- Born: 3 July 2005 (age 21)

Team
- Curling club: Unione Sportiva Bormiese ASD, Bormio
- Skip: Stefano Spiller
- Third: Amos Mosaner
- Second: Sebastiano Arman
- Lead: Cesare Spiller

Curling career
- Member Association: Italy
- World Championship appearances: 1 (2026)

Medal record
Men's curling
Representing Italy
World Junior Championships
| Gold medal – first place | 2025 Cortina d'Ampezzo |  |
| Silver medal – second place | 2026 Tårnby |  |
World Junior Mixed Doubles Championships
| Gold medal – first place | 2025 Edmonton |  |
Representing Province of Sondrio
Italian Men's Curling Championship
| Gold medal – first place | 2026 Bruneck |  |
| Silver medal – second place | 2025 Cembra |  |
| Bronze medal – third place | 2024 Trento |  |

= Stefano Spiller =

Italian curler (born 2005)

Stefano Spiller (born 3 July, 2005) is an Italian curler from Valdidentro. He is a former World Junior Men's and Mixed Doubles Champion.

==Career==
===Youth===
Spiller competed at the 2025 Winter World University Games as the alternate for the Italian team (skipped by Giacomo Colli). The team finished 5–4.
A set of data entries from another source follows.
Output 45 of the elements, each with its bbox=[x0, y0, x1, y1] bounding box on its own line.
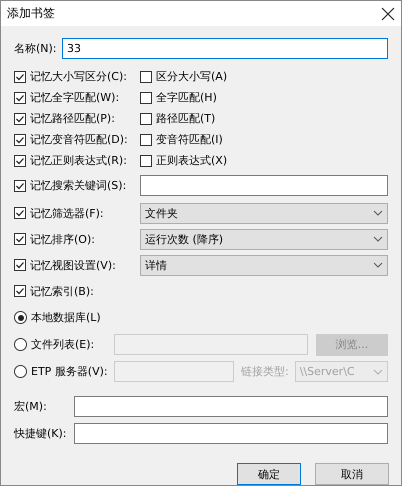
field-label: 快捷键(K): bbox=[14, 426, 68, 441]
check-icon bbox=[15, 156, 25, 166]
checkbox[interactable]: 记忆路径匹配(P): bbox=[14, 111, 140, 126]
dropdown[interactable]: 文件夹 bbox=[140, 202, 388, 224]
close-icon[interactable] bbox=[381, 6, 395, 20]
check-icon bbox=[15, 208, 25, 218]
checkbox[interactable]: 记忆搜索关键词(S): bbox=[14, 178, 140, 193]
dropdown[interactable]: 运行次数 (降序) bbox=[140, 228, 388, 250]
chevron-down-icon bbox=[373, 262, 383, 268]
link-type-label: 链接类型: bbox=[241, 364, 289, 379]
checkbox[interactable]: 区分大小写(A) bbox=[140, 69, 228, 84]
window-title: 添加书签 bbox=[7, 5, 55, 22]
check-icon bbox=[15, 286, 25, 296]
checkbox[interactable]: 正则表达式(X) bbox=[140, 153, 228, 168]
dropdown[interactable]: 详情 bbox=[140, 254, 388, 276]
chevron-down-icon bbox=[373, 236, 383, 242]
check-icon bbox=[15, 114, 25, 124]
check-icon bbox=[15, 180, 25, 190]
chevron-down-icon bbox=[373, 210, 383, 216]
check-icon bbox=[15, 92, 25, 102]
chevron-down-icon bbox=[373, 368, 383, 374]
input-field[interactable] bbox=[74, 396, 388, 417]
cancel-button[interactable]: 取消 bbox=[315, 463, 389, 485]
keyword-field[interactable] bbox=[140, 175, 388, 196]
check-icon bbox=[15, 72, 25, 82]
checkbox[interactable]: 全字匹配(H) bbox=[140, 90, 217, 105]
checkbox[interactable]: 记忆排序(O): bbox=[14, 232, 140, 246]
checkbox[interactable]: 记忆全字匹配(W): bbox=[14, 90, 140, 105]
checkbox[interactable]: 记忆视图设置(V): bbox=[14, 258, 140, 272]
checkbox[interactable]: 记忆正则表达式(R): bbox=[14, 153, 140, 168]
check-icon bbox=[15, 134, 25, 144]
radio-button[interactable]: 本地数据库(L) bbox=[14, 310, 101, 325]
checkbox[interactable]: 记忆变音符匹配(D): bbox=[14, 132, 140, 147]
ok-button[interactable]: 确定 bbox=[237, 463, 301, 485]
input-field[interactable] bbox=[74, 423, 388, 444]
field-label: 宏(M): bbox=[14, 399, 48, 414]
checkbox[interactable]: 记忆筛选器(F): bbox=[14, 206, 140, 220]
check-icon bbox=[15, 260, 25, 270]
name-field[interactable]: 33 bbox=[62, 38, 388, 58]
checkbox[interactable]: 路径匹配(T) bbox=[140, 111, 216, 126]
checkbox[interactable]: 记忆大小写区分(C): bbox=[14, 69, 140, 84]
checkbox[interactable]: 记忆索引(B): bbox=[14, 284, 140, 298]
check-icon bbox=[15, 234, 25, 244]
checkbox[interactable]: 变音符匹配(I) bbox=[140, 132, 223, 147]
name-label: 名称(N): bbox=[14, 40, 58, 56]
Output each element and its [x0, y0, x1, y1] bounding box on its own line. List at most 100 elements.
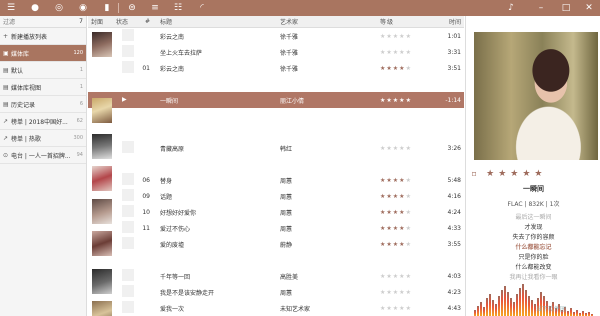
table-row[interactable]: 千年等一回 高胜美 ★★★★★ 4:03 [88, 268, 464, 284]
column-header-time[interactable]: 时间 [436, 17, 464, 26]
album-cover[interactable] [92, 199, 112, 224]
star-icon[interactable]: ★ [406, 177, 412, 184]
minimize-icon[interactable]: – [535, 2, 547, 14]
star-icon[interactable]: ★ [406, 225, 412, 232]
star-icon[interactable]: ★ [406, 97, 412, 104]
star-icon[interactable]: ★ [510, 169, 518, 179]
album-cover[interactable] [92, 231, 112, 256]
column-header-rating[interactable]: 等级 [380, 17, 436, 26]
sidebar-item-chart-hot[interactable]: ↗ 榜单 | 热歌 300 [0, 130, 86, 147]
equalizer-icon[interactable]: ≡ [149, 2, 161, 14]
spectrum-bar [570, 308, 572, 316]
close-icon[interactable]: ✕ [583, 2, 595, 14]
sidebar-item-label: 电台 | 一人一首招牌... [11, 152, 71, 160]
star-icon[interactable]: ★ [406, 193, 412, 200]
table-row[interactable] [88, 252, 464, 268]
column-header-cover[interactable]: 封面 [88, 17, 116, 26]
table-row[interactable] [88, 108, 464, 124]
play-icon[interactable]: ▶ [122, 94, 134, 106]
column-header-num[interactable]: # [140, 18, 152, 25]
star-icon[interactable]: ★ [406, 305, 412, 312]
sidebar-item-default[interactable]: ▤ 默认 1 [0, 62, 86, 79]
check-circle-icon[interactable]: ◉ [77, 2, 89, 14]
album-cover[interactable] [92, 134, 112, 159]
menu-icon[interactable]: ⊜ [126, 2, 138, 14]
album-cover[interactable] [92, 32, 112, 57]
table-row[interactable] [88, 76, 464, 92]
star-icon[interactable]: ★ [406, 273, 412, 280]
album-cover[interactable] [92, 166, 112, 191]
status-indicator[interactable] [122, 301, 134, 313]
spectrum-bar [531, 300, 533, 316]
status-indicator[interactable] [122, 221, 134, 233]
table-row[interactable]: 06 替身 周蕙 ★★★★★ 5:48 [88, 172, 464, 188]
status-indicator[interactable] [122, 61, 134, 73]
table-row[interactable]: 青藏高原 韩红 ★★★★★ 3:26 [88, 140, 464, 156]
star-icon[interactable]: ★ [534, 169, 542, 179]
album-cover[interactable] [92, 269, 112, 294]
track-title: 我是不是该安静走开 [160, 289, 215, 297]
sidebar-item-new-playlist[interactable]: + 新建播放列表 [0, 28, 86, 45]
star-icon[interactable]: ★ [406, 289, 412, 296]
track-time: 4:43 [447, 304, 461, 312]
album-cover[interactable] [92, 98, 112, 123]
status-indicator[interactable] [122, 141, 134, 153]
status-indicator[interactable] [122, 189, 134, 201]
star-icon[interactable]: ★ [406, 49, 412, 56]
star-icon[interactable]: ★ [486, 169, 494, 179]
status-indicator[interactable] [122, 269, 134, 281]
status-indicator[interactable] [122, 173, 134, 185]
sidebar-item-library-view[interactable]: ▤ 媒体库视图 1 [0, 79, 86, 96]
table-row[interactable] [88, 124, 464, 140]
star-icon[interactable]: ★ [406, 145, 412, 152]
star-icon[interactable]: ★ [406, 241, 412, 248]
status-indicator[interactable] [122, 29, 134, 41]
status-indicator[interactable] [122, 45, 134, 57]
column-header-status[interactable]: 状态 [116, 17, 140, 26]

Spiller, and his team of brothers Stefano and Andrea Gilli, and lead Francesco Vigliani represented Italy at the 2025 World Junior Curling Championships, played at home in Cortina d'Ampezzo, Italy. With Spiller skipping, the team finished the round robin with an 8–1 record, in first place. The team then beat South Korea's Kim Dae-hyun rink in the semifinals, before beating Norway's Lukas Høstmælingen in the final to claim the gold medal, the first World Junior men's title for Italy.

The following month, Spiller and partner Lucrezia Grande represented Italy at the 2025 World Junior Mixed Doubles Curling Championship, the first time the event had been held. The pair went undefeated in pool play, with a 6–0 record. They then beat the United States, South Korean and finally Denmark (Katrine and Jacob Schmidt) in the final, to win his second junior gold medal in as many months.

Spiller skipped the Italian team once again at the 2026 World Junior Curling Championships, this time with new lead Cesare Spiller, Stefano's twin brother. There, the team had a weaker round robin, finishing with a 6–3 record. The team then upset Scotland's Orrin Carson rink in the semifinal, before losing to the United States' Caden Hebert in the final.

===Men's===
Spiller's junior rink also competed on the men's tour during the 2025–26 curling season, where they won the Danish Open and the Sun City Cup.

Only a few weeks after winning the World Junior silver medal, Spiller was chosen to skip the Italian men's team at the 2026 World Men's Curling Championship, following the decision of longtime skip Joël Retornaz to miss the tournament. There, they would finish the round robin with an 8–4 record, qualifying for the playoffs where they would lose 9–7 against Canada's Matt Dunstone, finishing in 5th place.